PART FIVE: My Sea Adventure
Chapter 25: I Strike the Jolly Roger (continued)

Then I lashed the tiller and went below to my own chest, where I got a soft silk handkerchief of my mother's. With this, and with my aid, Hands bound up the great bleeding stab he had received in the thigh, and after he had eaten a little and had a swallow or two more of the brandy, he began to pick up visibly, sat straighter up, spoke louder and clearer, and looked in every way another man.

The breeze served us admirably. We skimmed before it like a bird, the coast of the island flashing by and the view changing every minute. Soon we were past the high lands and bowling beside low, sandy country, sparsely dotted with dwarf pines, and soon we were beyond that again and had turned the corner of the rocky hill that ends the island on the north.

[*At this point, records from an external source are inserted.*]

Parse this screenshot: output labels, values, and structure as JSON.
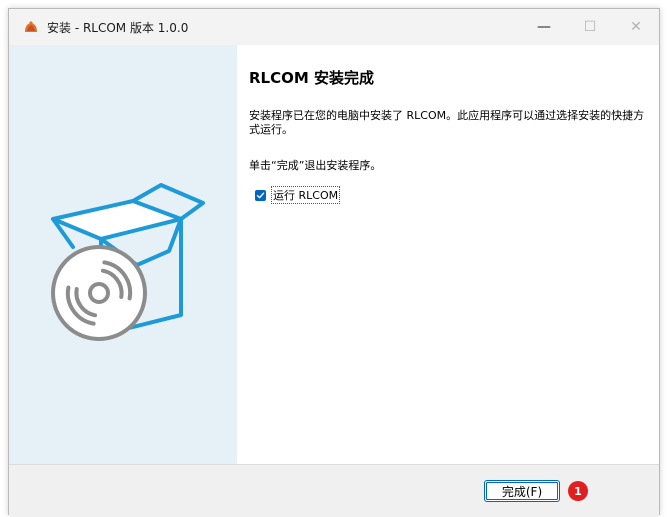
{
  "window": {
    "title": "安装 - RLCOM 版本 1.0.0",
    "controls": {
      "minimize": "—",
      "maximize": "☐",
      "close": "✕"
    }
  },
  "page": {
    "heading": "RLCOM 安装完成",
    "description": "安装程序已在您的电脑中安装了 RLCOM。此应用程序可以通过选择安装的快捷方式运行。",
    "hint": "单击“完成”退出安装程序。",
    "run_checkbox": {
      "label": "运行 RLCOM",
      "checked": true
    }
  },
  "footer": {
    "finish_label": "完成(F)",
    "step_badge": "1"
  },
  "colors": {
    "accent": "#0067c0",
    "side_panel": "#e6f0f7",
    "art_blue": "#1f9ad8",
    "badge": "#e02020"
  }
}
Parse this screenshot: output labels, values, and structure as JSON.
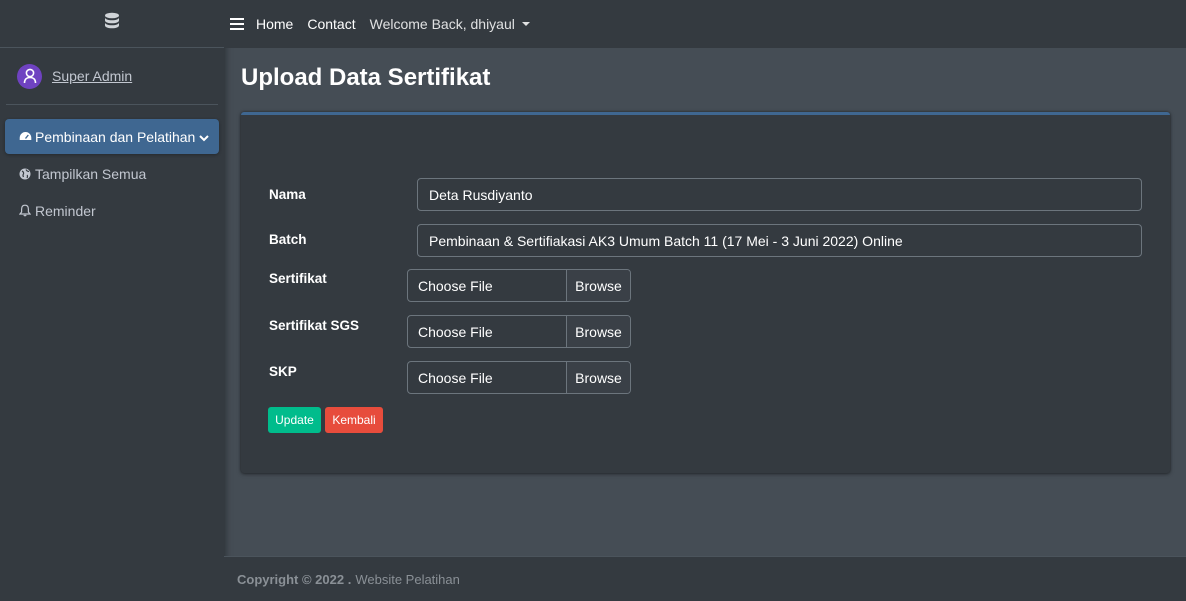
{
  "sidebar": {
    "brand_icon": "database-icon",
    "user": {
      "name": "Super Admin",
      "avatar_icon": "user-avatar-icon"
    },
    "items": [
      {
        "label": "Pembinaan dan Pelatihan",
        "icon": "dashboard-icon",
        "active": true
      },
      {
        "label": "Tampilkan Semua",
        "icon": "globe-icon"
      },
      {
        "label": "Reminder",
        "icon": "bell-icon"
      }
    ]
  },
  "topbar": {
    "home": "Home",
    "contact": "Contact",
    "welcome": "Welcome Back, dhiyaul"
  },
  "page": {
    "title": "Upload Data Sertifikat"
  },
  "form": {
    "nama": {
      "label": "Nama",
      "value": "Deta Rusdiyanto"
    },
    "batch": {
      "label": "Batch",
      "value": "Pembinaan & Sertifiakasi AK3 Umum Batch 11 (17 Mei - 3 Juni 2022) Online"
    },
    "sertifikat": {
      "label": "Sertifikat",
      "placeholder": "Choose File",
      "browse": "Browse"
    },
    "sertifikat_sgs": {
      "label": "Sertifikat SGS",
      "placeholder": "Choose File",
      "browse": "Browse"
    },
    "skp": {
      "label": "SKP",
      "placeholder": "Choose File",
      "browse": "Browse"
    },
    "update_label": "Update",
    "kembali_label": "Kembali"
  },
  "footer": {
    "copyright": "Copyright © 2022 .",
    "site": "Website Pelatihan"
  },
  "colors": {
    "sidebar_bg": "#343a40",
    "content_bg": "#454d55",
    "active_nav": "#3f6791",
    "success": "#00bc8c",
    "danger": "#e74c3c"
  }
}
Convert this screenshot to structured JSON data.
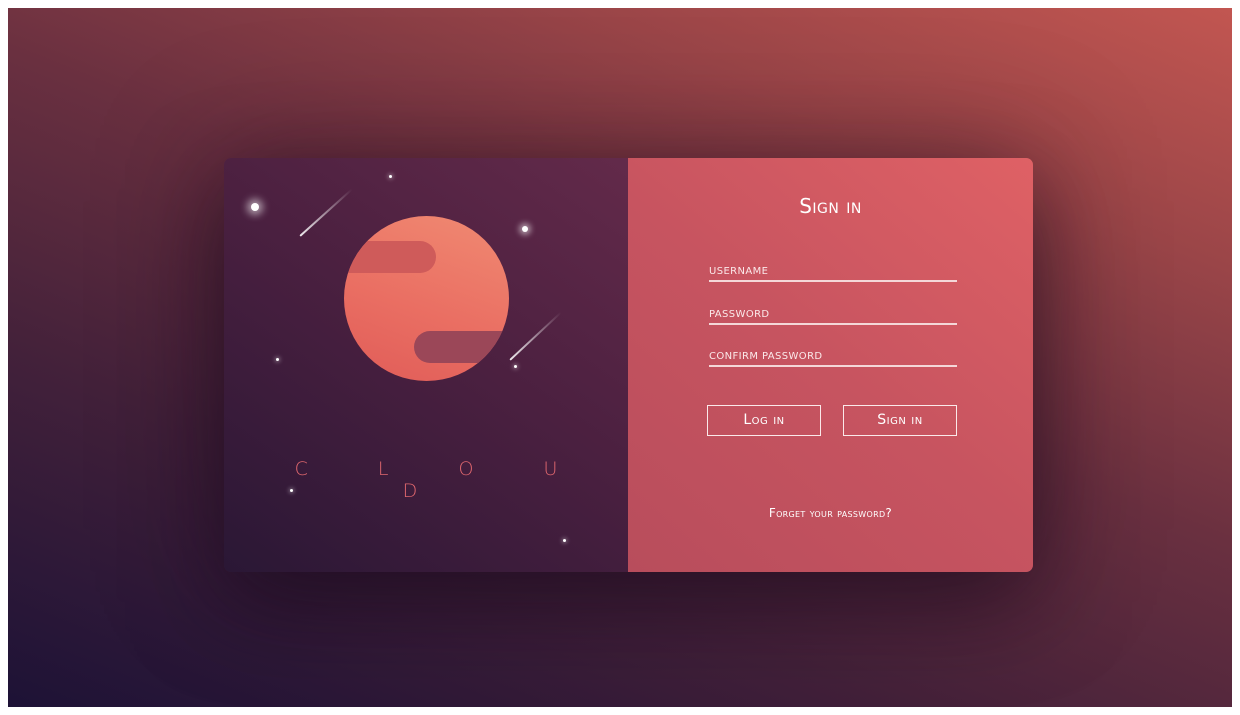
{
  "brand": {
    "name": "C L O U D"
  },
  "form": {
    "title": "Sign in",
    "fields": [
      {
        "label": "USERNAME"
      },
      {
        "label": "PASSWORD"
      },
      {
        "label": "CONFIRM PASSWORD"
      }
    ],
    "login_button": "Log in",
    "signin_button": "Sign in",
    "forgot_link": "Forget your password?"
  },
  "colors": {
    "background_dark": "#1d1236",
    "background_light": "#c25651",
    "left_panel": "#4b2040",
    "right_panel": "#c75460",
    "planet": "#ea6f63",
    "brand_text": "#e0676e"
  },
  "icons": {
    "illustration": "planet-with-stars-illustration"
  }
}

I was greatly elated with my new command, and pleased with the bright, sunshiny weather and these different prospects of the coast. I had now plenty of water and good things to eat, and my conscience, which had smitten me hard for my desertion, was quieted by the great conquest I had made. I should, I think, have had nothing left me to desire but for the eyes of the coxswain as they followed me derisively about the deck and the odd smile that appeared continually on his face. It was a smile that had in it something both of pain and weakness--a haggard old man's smile; but there was, besides that, a grain of derision, a shadow of treachery, in his expression as he craftily watched, and watched, and watched me at my work.